Center for the Study of Carbon Dioxide and Global Change
- Founded: 1998
- Type: 501(c)(3)
- Focus: CO2 Science
- Location: Tempe, Arizona;
- Key people: Sherwood B. Idso, President Craig D. Idso, Chairman Keith E. Idso, Vice-President
- Revenue: $1,001,003
- Website: www.co2science.org

= Center for the Study of Carbon Dioxide and Global Change =

Climate change denial organization

The Center for the Study of Carbon Dioxide and Global Change is a 501(c)(3) non-profit organization based in Tempe, Arizona. It is seen as a front group for the fossil fuel industry, and as promoting climate change denial. The Center produces a weekly online newsletter called CO_{2}Science.
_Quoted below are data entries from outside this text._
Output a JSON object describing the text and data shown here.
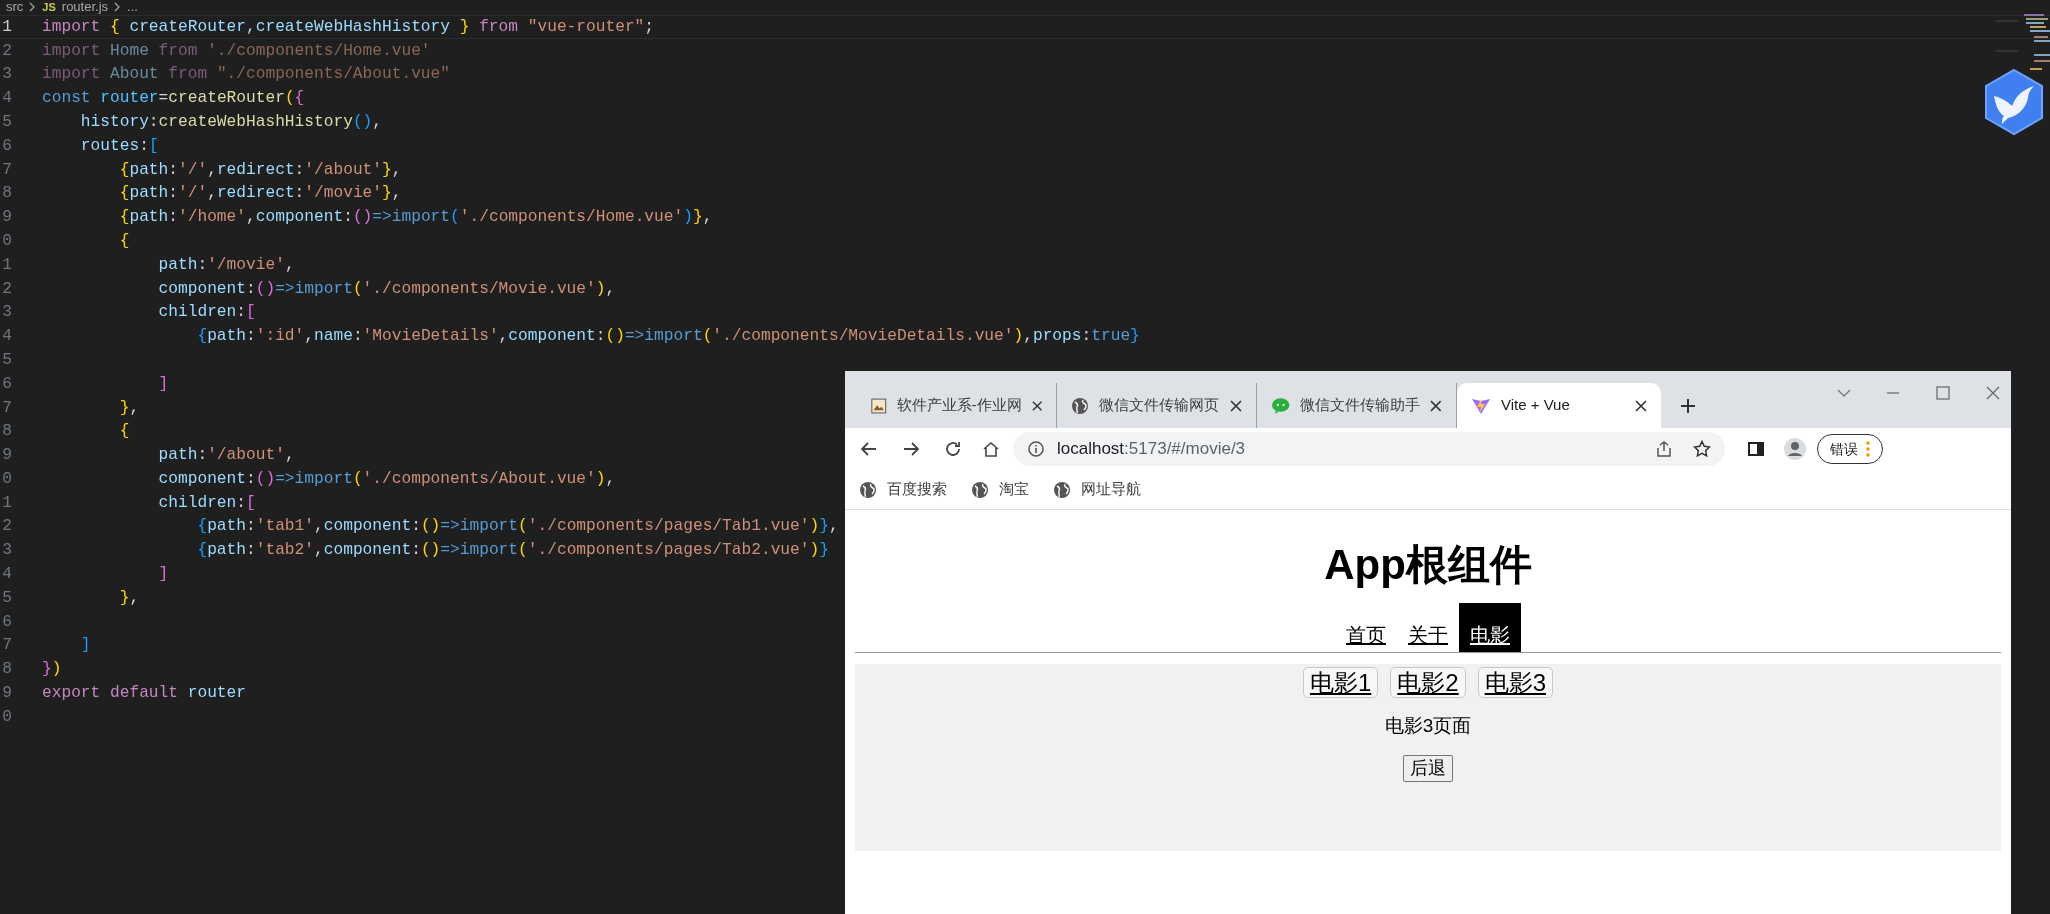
{
  "editor": {
    "breadcrumb": {
      "folder": "src",
      "file_badge": "JS",
      "file": "router.js",
      "more": "..."
    },
    "lines": [
      {
        "number": "1",
        "current": true,
        "faded": false,
        "tokens": [
          {
            "text": "import ",
            "kind": "k"
          },
          {
            "text": "{",
            "kind": "y"
          },
          {
            "text": " createRouter,createWebHashHistory ",
            "kind": "v"
          },
          {
            "text": "}",
            "kind": "y"
          },
          {
            "text": " from ",
            "kind": "k"
          },
          {
            "text": "\"vue-router\"",
            "kind": "s"
          },
          {
            "text": ";",
            "kind": "p"
          }
        ]
      },
      {
        "number": "2",
        "current": false,
        "faded": true,
        "tokens": [
          {
            "text": "import ",
            "kind": "k"
          },
          {
            "text": "Home ",
            "kind": "v"
          },
          {
            "text": "from ",
            "kind": "k"
          },
          {
            "text": "'./components/Home.vue'",
            "kind": "s"
          }
        ]
      },
      {
        "number": "3",
        "current": false,
        "faded": true,
        "tokens": [
          {
            "text": "import ",
            "kind": "k"
          },
          {
            "text": "About ",
            "kind": "v"
          },
          {
            "text": "from ",
            "kind": "k"
          },
          {
            "text": "\"./components/About.vue\"",
            "kind": "s"
          }
        ]
      },
      {
        "number": "4",
        "current": false,
        "faded": false,
        "tokens": [
          {
            "text": "const ",
            "kind": "c"
          },
          {
            "text": "router",
            "kind": "n"
          },
          {
            "text": "=",
            "kind": "p"
          },
          {
            "text": "createRouter",
            "kind": "f"
          },
          {
            "text": "(",
            "kind": "y"
          },
          {
            "text": "{",
            "kind": "m"
          }
        ]
      },
      {
        "number": "5",
        "current": false,
        "faded": false,
        "tokens": [
          {
            "text": "    history",
            "kind": "v"
          },
          {
            "text": ":",
            "kind": "p"
          },
          {
            "text": "createWebHashHistory",
            "kind": "f"
          },
          {
            "text": "()",
            "kind": "b"
          },
          {
            "text": ",",
            "kind": "p"
          }
        ]
      },
      {
        "number": "6",
        "current": false,
        "faded": false,
        "tokens": [
          {
            "text": "    routes",
            "kind": "v"
          },
          {
            "text": ":",
            "kind": "p"
          },
          {
            "text": "[",
            "kind": "b"
          }
        ]
      },
      {
        "number": "7",
        "current": false,
        "faded": false,
        "tokens": [
          {
            "text": "        {",
            "kind": "y"
          },
          {
            "text": "path",
            "kind": "v"
          },
          {
            "text": ":",
            "kind": "p"
          },
          {
            "text": "'/'",
            "kind": "s"
          },
          {
            "text": ",",
            "kind": "p"
          },
          {
            "text": "redirect",
            "kind": "v"
          },
          {
            "text": ":",
            "kind": "p"
          },
          {
            "text": "'/about'",
            "kind": "s"
          },
          {
            "text": "}",
            "kind": "y"
          },
          {
            "text": ",",
            "kind": "p"
          }
        ]
      },
      {
        "number": "8",
        "current": false,
        "faded": false,
        "tokens": [
          {
            "text": "        {",
            "kind": "y"
          },
          {
            "text": "path",
            "kind": "v"
          },
          {
            "text": ":",
            "kind": "p"
          },
          {
            "text": "'/'",
            "kind": "s"
          },
          {
            "text": ",",
            "kind": "p"
          },
          {
            "text": "redirect",
            "kind": "v"
          },
          {
            "text": ":",
            "kind": "p"
          },
          {
            "text": "'/movie'",
            "kind": "s"
          },
          {
            "text": "}",
            "kind": "y"
          },
          {
            "text": ",",
            "kind": "p"
          }
        ]
      },
      {
        "number": "9",
        "current": false,
        "faded": false,
        "tokens": [
          {
            "text": "        {",
            "kind": "y"
          },
          {
            "text": "path",
            "kind": "v"
          },
          {
            "text": ":",
            "kind": "p"
          },
          {
            "text": "'/home'",
            "kind": "s"
          },
          {
            "text": ",",
            "kind": "p"
          },
          {
            "text": "component",
            "kind": "v"
          },
          {
            "text": ":",
            "kind": "p"
          },
          {
            "text": "()",
            "kind": "m"
          },
          {
            "text": "=>",
            "kind": "c"
          },
          {
            "text": "import",
            "kind": "c"
          },
          {
            "text": "(",
            "kind": "b"
          },
          {
            "text": "'./components/Home.vue'",
            "kind": "s"
          },
          {
            "text": ")",
            "kind": "b"
          },
          {
            "text": "}",
            "kind": "y"
          },
          {
            "text": ",",
            "kind": "p"
          }
        ]
      },
      {
        "number": "0",
        "current": false,
        "faded": false,
        "tokens": [
          {
            "text": "        {",
            "kind": "y"
          }
        ]
      },
      {
        "number": "1",
        "current": false,
        "faded": false,
        "tokens": [
          {
            "text": "            path",
            "kind": "v"
          },
          {
            "text": ":",
            "kind": "p"
          },
          {
            "text": "'/movie'",
            "kind": "s"
          },
          {
            "text": ",",
            "kind": "p"
          }
        ]
      },
      {
        "number": "2",
        "current": false,
        "faded": false,
        "tokens": [
          {
            "text": "            component",
            "kind": "v"
          },
          {
            "text": ":",
            "kind": "p"
          },
          {
            "text": "()",
            "kind": "m"
          },
          {
            "text": "=>",
            "kind": "c"
          },
          {
            "text": "import",
            "kind": "c"
          },
          {
            "text": "(",
            "kind": "y"
          },
          {
            "text": "'./components/Movie.vue'",
            "kind": "s"
          },
          {
            "text": ")",
            "kind": "y"
          },
          {
            "text": ",",
            "kind": "p"
          }
        ]
      },
      {
        "number": "3",
        "current": false,
        "faded": false,
        "tokens": [
          {
            "text": "            children",
            "kind": "v"
          },
          {
            "text": ":",
            "kind": "p"
          },
          {
            "text": "[",
            "kind": "m"
          }
        ]
      },
      {
        "number": "4",
        "current": false,
        "faded": false,
        "tokens": [
          {
            "text": "                {",
            "kind": "b"
          },
          {
            "text": "path",
            "kind": "v"
          },
          {
            "text": ":",
            "kind": "p"
          },
          {
            "text": "':id'",
            "kind": "s"
          },
          {
            "text": ",",
            "kind": "p"
          },
          {
            "text": "name",
            "kind": "v"
          },
          {
            "text": ":",
            "kind": "p"
          },
          {
            "text": "'MovieDetails'",
            "kind": "s"
          },
          {
            "text": ",",
            "kind": "p"
          },
          {
            "text": "component",
            "kind": "v"
          },
          {
            "text": ":",
            "kind": "p"
          },
          {
            "text": "()",
            "kind": "y"
          },
          {
            "text": "=>",
            "kind": "c"
          },
          {
            "text": "import",
            "kind": "c"
          },
          {
            "text": "(",
            "kind": "y"
          },
          {
            "text": "'./components/MovieDetails.vue'",
            "kind": "s"
          },
          {
            "text": ")",
            "kind": "y"
          },
          {
            "text": ",",
            "kind": "p"
          },
          {
            "text": "props",
            "kind": "v"
          },
          {
            "text": ":",
            "kind": "p"
          },
          {
            "text": "true",
            "kind": "c"
          },
          {
            "text": "}",
            "kind": "b"
          }
        ]
      },
      {
        "number": "5",
        "current": false
      },
      {
        "number": "6",
        "current": false,
        "faded": false,
        "tokens": [
          {
            "text": "            ]",
            "kind": "m"
          }
        ]
      },
      {
        "number": "7",
        "current": false,
        "faded": false,
        "tokens": [
          {
            "text": "        }",
            "kind": "y"
          },
          {
            "text": ",",
            "kind": "p"
          }
        ]
      },
      {
        "number": "8",
        "current": false,
        "faded": false,
        "tokens": [
          {
            "text": "        {",
            "kind": "y"
          }
        ]
      },
      {
        "number": "9",
        "current": false,
        "faded": false,
        "tokens": [
          {
            "text": "            path",
            "kind": "v"
          },
          {
            "text": ":",
            "kind": "p"
          },
          {
            "text": "'/about'",
            "kind": "s"
          },
          {
            "text": ",",
            "kind": "p"
          }
        ]
      },
      {
        "number": "0",
        "current": false,
        "faded": false,
        "tokens": [
          {
            "text": "            component",
            "kind": "v"
          },
          {
            "text": ":",
            "kind": "p"
          },
          {
            "text": "()",
            "kind": "m"
          },
          {
            "text": "=>",
            "kind": "c"
          },
          {
            "text": "import",
            "kind": "c"
          },
          {
            "text": "(",
            "kind": "y"
          },
          {
            "text": "'./components/About.vue'",
            "kind": "s"
          },
          {
            "text": ")",
            "kind": "y"
          },
          {
            "text": ",",
            "kind": "p"
          }
        ]
      },
      {
        "number": "1",
        "current": false,
        "faded": false,
        "tokens": [
          {
            "text": "            children",
            "kind": "v"
          },
          {
            "text": ":",
            "kind": "p"
          },
          {
            "text": "[",
            "kind": "m"
          }
        ]
      },
      {
        "number": "2",
        "current": false,
        "faded": false,
        "tokens": [
          {
            "text": "                {",
            "kind": "b"
          },
          {
            "text": "path",
            "kind": "v"
          },
          {
            "text": ":",
            "kind": "p"
          },
          {
            "text": "'tab1'",
            "kind": "s"
          },
          {
            "text": ",",
            "kind": "p"
          },
          {
            "text": "component",
            "kind": "v"
          },
          {
            "text": ":",
            "kind": "p"
          },
          {
            "text": "()",
            "kind": "y"
          },
          {
            "text": "=>",
            "kind": "c"
          },
          {
            "text": "import",
            "kind": "c"
          },
          {
            "text": "(",
            "kind": "y"
          },
          {
            "text": "'./components/pages/Tab1.vue'",
            "kind": "s"
          },
          {
            "text": ")",
            "kind": "y"
          },
          {
            "text": "}",
            "kind": "b"
          },
          {
            "text": ",",
            "kind": "p"
          }
        ]
      },
      {
        "number": "3",
        "current": false,
        "faded": false,
        "tokens": [
          {
            "text": "                {",
            "kind": "b"
          },
          {
            "text": "path",
            "kind": "v"
          },
          {
            "text": ":",
            "kind": "p"
          },
          {
            "text": "'tab2'",
            "kind": "s"
          },
          {
            "text": ",",
            "kind": "p"
          },
          {
            "text": "component",
            "kind": "v"
          },
          {
            "text": ":",
            "kind": "p"
          },
          {
            "text": "()",
            "kind": "y"
          },
          {
            "text": "=>",
            "kind": "c"
          },
          {
            "text": "import",
            "kind": "c"
          },
          {
            "text": "(",
            "kind": "y"
          },
          {
            "text": "'./components/pages/Tab2.vue'",
            "kind": "s"
          },
          {
            "text": ")",
            "kind": "y"
          },
          {
            "text": "}",
            "kind": "b"
          }
        ]
      },
      {
        "number": "4",
        "current": false,
        "faded": false,
        "tokens": [
          {
            "text": "            ]",
            "kind": "m"
          }
        ]
      },
      {
        "number": "5",
        "current": false,
        "faded": false,
        "tokens": [
          {
            "text": "        }",
            "kind": "y"
          },
          {
            "text": ",",
            "kind": "p"
          }
        ]
      },
      {
        "number": "6",
        "current": false
      },
      {
        "number": "7",
        "current": false,
        "faded": false,
        "tokens": [
          {
            "text": "    ]",
            "kind": "b"
          }
        ]
      },
      {
        "number": "8",
        "current": false,
        "faded": false,
        "tokens": [
          {
            "text": "}",
            "kind": "m"
          },
          {
            "text": ")",
            "kind": "y"
          }
        ]
      },
      {
        "number": "9",
        "current": false,
        "faded": false,
        "tokens": [
          {
            "text": "export ",
            "kind": "k"
          },
          {
            "text": "default ",
            "kind": "k"
          },
          {
            "text": "router",
            "kind": "v"
          }
        ]
      },
      {
        "number": "0",
        "current": false
      }
    ]
  },
  "browser": {
    "tabs": [
      {
        "title": "软件产业系-作业网",
        "kind": "thumb",
        "selected": false
      },
      {
        "title": "微信文件传输网页",
        "kind": "globe",
        "selected": false
      },
      {
        "title": "微信文件传输助手",
        "kind": "chat",
        "selected": false
      },
      {
        "title": "Vite + Vue",
        "kind": "vite",
        "selected": true
      }
    ],
    "address": {
      "host": "localhost",
      "rest": ":5173/#/movie/3"
    },
    "profile_label": "错误",
    "bookmarks": [
      "百度搜索",
      "淘宝",
      "网址导航"
    ],
    "page": {
      "heading": "App根组件",
      "nav": [
        {
          "label": "首页",
          "selected": false
        },
        {
          "label": "关于",
          "selected": false
        },
        {
          "label": "电影",
          "selected": true
        }
      ],
      "movie_links": [
        "电影1",
        "电影2",
        "电影3"
      ],
      "content": "电影3页面",
      "back_button": "后退"
    }
  }
}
The Center was founded and is run by Craig D. Idso, along with Sherwood B. Idso, his father, and Keith E. Idso, his brother. They came from backgrounds in agriculture and climate. According to the Idsos, they became involved in the global warming controversy through their study of Earth's temperature sensitivity to radiative perturbations and plant responses to elevated CO_{2} levels and carbon sequestration. The Center sharply disputes the scientific consensus on climate change shown in IPCC assessment reports, and believes that global warming will be beneficial to mankind.

== Funding ==
According to IRS records, the ExxonMobil Foundation provided a grant of $15,000 to the center in 2000. Another report states that ExxonMobil has funded an additional $55,000 to the center. ExxonMobil stated it funded, "organizations which research significant policy issues and promote informed discussion on issues of direct relevance to the company. [...] These organizations do not speak on our behalf, nor do we control their views and messages."

The center was also funded by Peabody Energy, America’s biggest coalmining company.
== Reception ==

A December 2009 article in Mother Jones magazine said the Center was a promoter of climate disinformation, from a family prominent in promoting climate change denial.